Выбрать главу

Эжен Делакруа, сын Талейрана (портрет работы Шанмартена)

Талейран окончательно укрепился на том, что лишь в союзе с Англией можно разрешить бельгийский вопрос так, чтобы Бельгия была освобождена от Голландии, а союз с Англией в этом деле возможен лишь при условии, чтобы Франция не покушалась на самостоятельность бельгийцев. Одного Талейран ни за что не хотел допускать: это возвращения Бельгии под голландское владычество. Наконец, ему удалось, несмотря на упорное сопротивление России, Австрии и Пруссии, достигнуть признания самостоятельности Бельгии. И сейчас же он потребовал от нового бельгийского правительства уничтожения всех крепостей, построенных на французской границе голландским правительством после Венского конгресса, для чего великие державы дали Голландии в свое время на нужные расходы сорок пять миллионов франков. Эта цепь крепостей должна была служить обеспечением от Франции. Теперь, по требованию Талейрана, бельгийское правительство срыло укрепления.

Этот блистательный успех талейрановской дипломатии настолько возвысил его, что шла речь о назначении его первым министром (после смерти Казимира Перье в мае 1832 года), но старый князь решил, что в Лондоне ему будет спокойнее. В 1832 году ему пришлось провести новое дело: тайно подстрекаемый Николаем I, голландский король решил силою сопротивляться постановлению держав и не уступать Антверпен, еще бывший в его власти. Тогда Талейран вошел в особое соглашение с Пальмерстоном, и французская армия, войдя в Бельгию, осадила Антверпен с суши, а английский флот блокировал его с моря. Конечно, Антверпен очень скоро сдался. Талейран этим нанес пощечину всему тому, что еще оставалось от «Священного союза»; три абсолютные монархии, несмотря на все угрозы свои, не посмели двинуть ни одного полка на помощь голландскому королю.
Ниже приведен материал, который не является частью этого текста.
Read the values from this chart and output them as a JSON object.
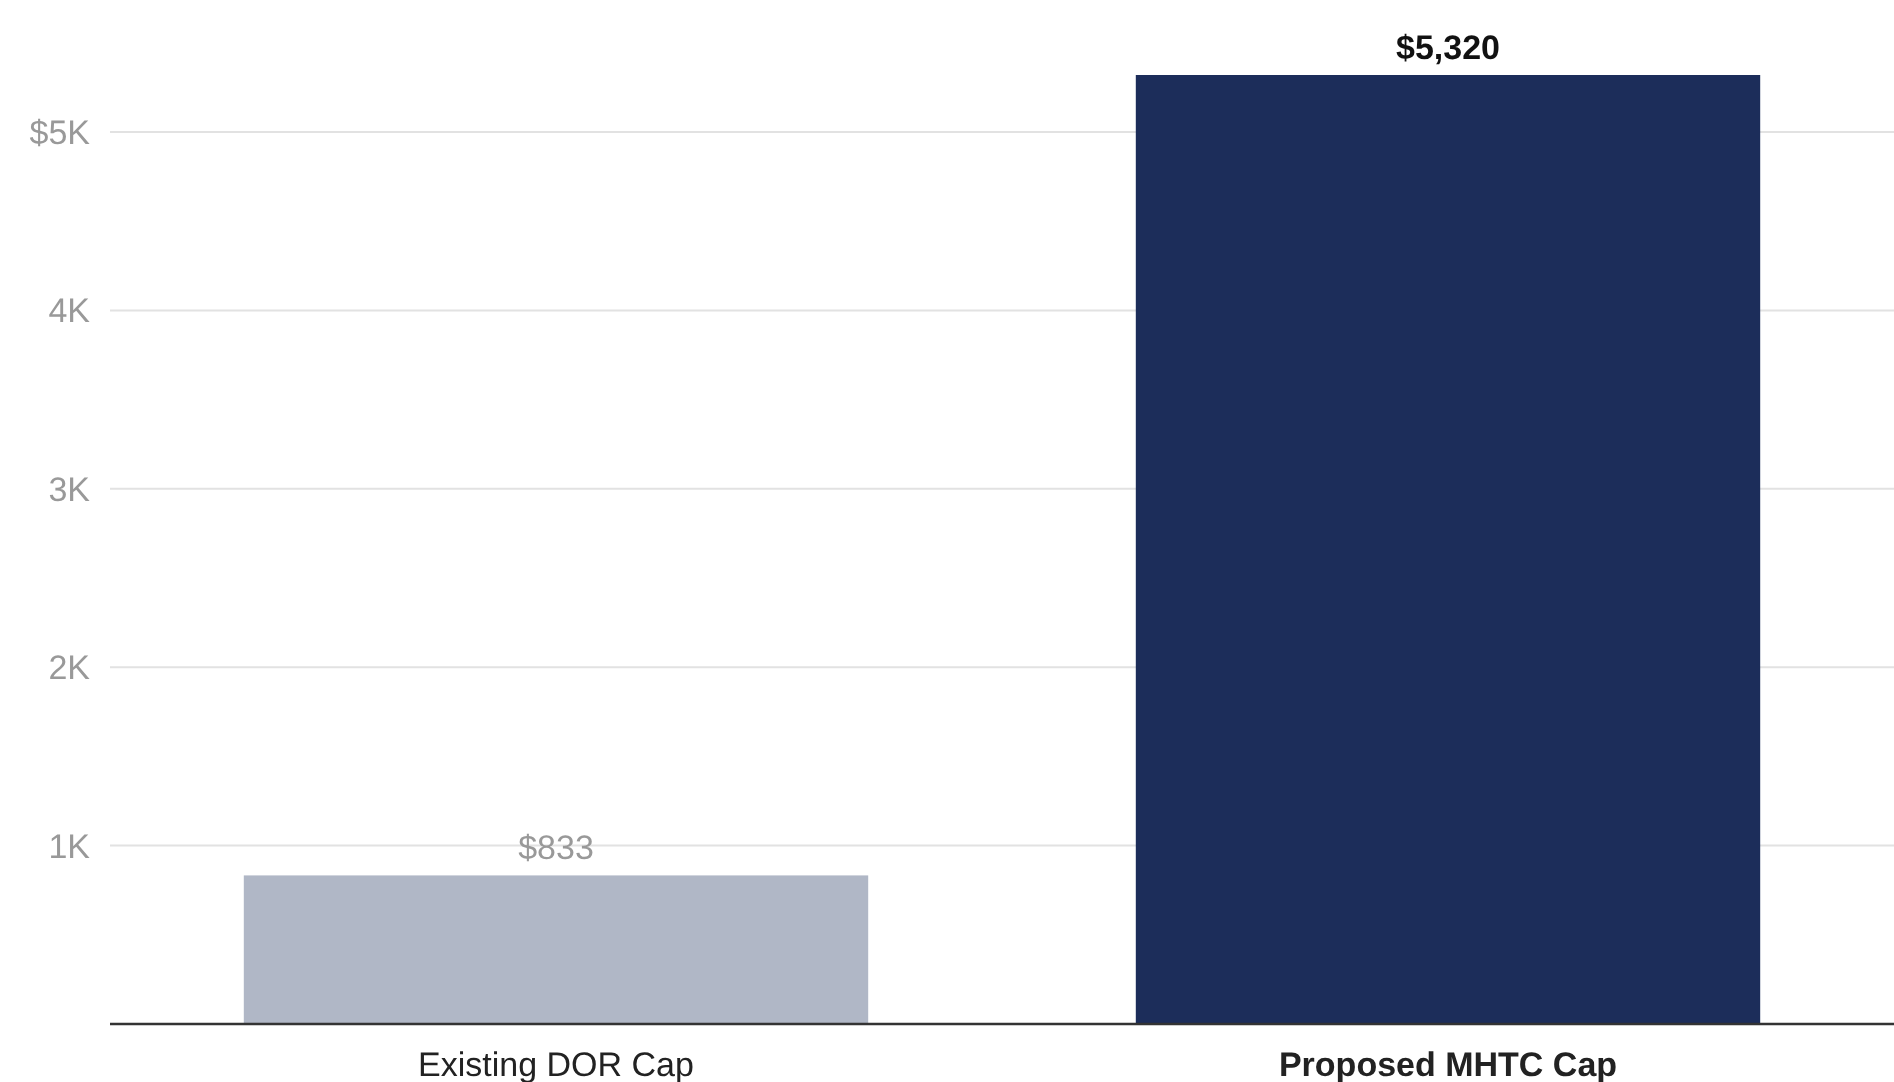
{
  "chart_data": {
    "type": "bar",
    "categories": [
      "Existing DOR Cap",
      "Proposed MHTC Cap"
    ],
    "values": [
      833,
      5320
    ],
    "colors": [
      "#b0b7c6",
      "#1c2d5a"
    ],
    "value_labels": [
      "$833",
      "$5,320"
    ],
    "ylim": [
      0,
      5320
    ],
    "yticks": [
      {
        "value": 1000,
        "label": "1K"
      },
      {
        "value": 2000,
        "label": "2K"
      },
      {
        "value": 3000,
        "label": "3K"
      },
      {
        "value": 4000,
        "label": "4K"
      },
      {
        "value": 5000,
        "label": "$5K"
      }
    ],
    "grid": "y"
  }
}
Совсем недавно (в 1936 году) опубликованные документы голландского государственного архива обнаружили, что Талейран умудрился даже и тут, в Лондоне, создавая независимую Бельгию, ведя, казалось бы, совсем непримиримо враждебную политику против Нидерландов, получить от того же нидерландского короля взятку в десять тысяч фунтов стерлингов! Получил он ее за некоторые поблажки в пользу Голландии при окончательном определении границ между Голландией и Бельгией, за некоторые уступки территориального и финансового характера, сделанные им в пользу Голландии за счет Бельгии. Это совсем новое документальное открытие поразило удивлением историков, которых, казалось бы, уже ничто не могло увидеть в князе Талейране. Миллионер, чрезвычайный и полномочный представитель Франции, старик на краю могилы, продолжал брать и брать совсем ему уже ненужные взятки, — очевидно, просто по привычке, как другие до старости отдаются любимому спорту, — как Гладстон, например, до восьмидесяти лет рубил дрова или как философ Кант до глубокой старости в любую погоду совершал свою ежедневную прогулку.

Талейран упорно настаивал перед королем Луи-Филиппом и всеми министрами, менявшимися за время его лондонского посольства, что спасение Франции и особенно династии Луи-Филиппа — именно в теснейшем союзе с Англией. Ему удалось вскоре (в апреле 1834 года) подписать даже конвенцию с Англией, Испанией и Португалией по ряду крайне важных вопросов. Дипломаты даже враждебных держав изумлялись энергии и дарованиям восьмидесятилетнего хилого старика. Дарья Христофоровна Ливен, жена русского посла князя Ливена, бывшая значительно умнее своего супруга и, вследствие этой своей особенности, получившая поручение лично, без посредства мужа, систематически доводить до сведения Николая обо всем, что творится в Лондоне, писала своему родному брату, генералу Бенкендорфу, шефу жандармов, о князе Талейране по поводу его блистательных дипломатических достижений в это время: «Вы не поверите, сколько добрых и здравых доктрин у этого последователя всех форм правления, у этого олицетворения всех пороков. Это любопытное создание; многому можно научиться у его опытности, многое получить от его ума; в восемьдесят лет этот ум совсем свеж… Но это — большой мошенник, — c'est un grand coquin», настаивает княгиня Ливен.

II

Старик слабел физически. В конце ноября 1834 года он упросил Луи-Филиппа дать ему отставку. Князь Талейран, по его собственному выражению, за время пребывания на посту посла в Лондоне успел «дать Июльской революции право гражданства в Европе», укрепил престол Луи-Филиппа, создал самостоятельное Бельгийское королевство. В семьдесят шесть лет он начал этот последний перегон своего долгою и замечательного пути и в восемьдесят лет окончил его.